50 sites incontournables

Depuis les années 80, des efforts ont été faits pour préserver le patrimoine industriel montréalais. Mais comment réutiliser et mettre en valeur les sites et bâtiments? Faut-il les reconvertir en condos, en espaces à bureaux ou en complexes commerciaux? Que faire des bâtiments aux formes originales, comme l’ancien silo à grain no 5, situé dans le Vieux-Port de Montréal? Pour certains, les tours de béton du silo sont laides et cachent inutilement le paysage. Pour d’autres, elles dégagent une véritable esthétique moderne. Désaffecté depuis 1995, ce silo demeure l’un des derniers vestiges de l’activité industrielle dans le Vieux-Port au début du XXe siècle. Reconnu édifice patrimonial par le gouvernement fédéral pour sa valeur historique et architecturale, il a suscité plusieurs débats mais son sort n’est toujours pas fixé.

«On ne pourra pas tout protéger, affirme Joanne Burgess. Il faut d’abord dresser un inventaire des lieux et des bâtiments dont l’intégrité et l’authenticité témoignent le mieux du rôle et des effets de l’industrialisation sur la société québécoise, tout en documentant ce qui risque de disparaître à très court terme.» L’AQPI a d’ailleurs conclu une entente avec Québec afin d’identifier 50 sites incontournables. «On doit aussi former une instance de concertation, ajoute la chercheuse, à l’image de celle affectée au patrimoine religieux, composée de propriétaires de biens industriels et de spécialistes du patrimoine.»
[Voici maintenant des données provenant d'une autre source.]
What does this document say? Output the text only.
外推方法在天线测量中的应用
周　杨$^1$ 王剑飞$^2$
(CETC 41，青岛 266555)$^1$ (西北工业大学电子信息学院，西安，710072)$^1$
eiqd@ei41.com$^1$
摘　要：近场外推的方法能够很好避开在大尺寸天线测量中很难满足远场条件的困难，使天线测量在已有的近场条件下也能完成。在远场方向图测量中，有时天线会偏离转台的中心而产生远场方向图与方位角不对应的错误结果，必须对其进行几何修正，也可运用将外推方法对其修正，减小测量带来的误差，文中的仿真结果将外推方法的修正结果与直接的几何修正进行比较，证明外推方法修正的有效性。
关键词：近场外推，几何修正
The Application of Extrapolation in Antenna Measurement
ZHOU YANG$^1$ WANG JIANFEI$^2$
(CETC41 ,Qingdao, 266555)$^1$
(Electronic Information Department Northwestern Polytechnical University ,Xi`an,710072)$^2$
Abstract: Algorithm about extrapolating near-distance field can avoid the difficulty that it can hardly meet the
Joanne Burgess croit que l’on peut s’inspirer d’expériences étrangères, comme celle de la vallée de la Ruhr, en Allemagne. Longtemps considéré comme la plus grande région industrielle de l’Europe, le bassin houiller de la Ruhr abrite encore aujourd’hui une grande partie de la production allemande de fer, d’acier, de produits chimiques et de textiles. «Une véritable culture industrielle existe dans cette région, dit la professeure. Malgré plusieurs démolitions, un grand nombre de sites miniers ont été préservés, reconvertis parfois en musées et ouverts au public. Les autorités ont choisi de conserver des sites représentatifs d’une technique particulière, d’une architecture ou d’une époque.» La région de la Ruhr est même devenue, en 2010, la capitale européenne de la culture!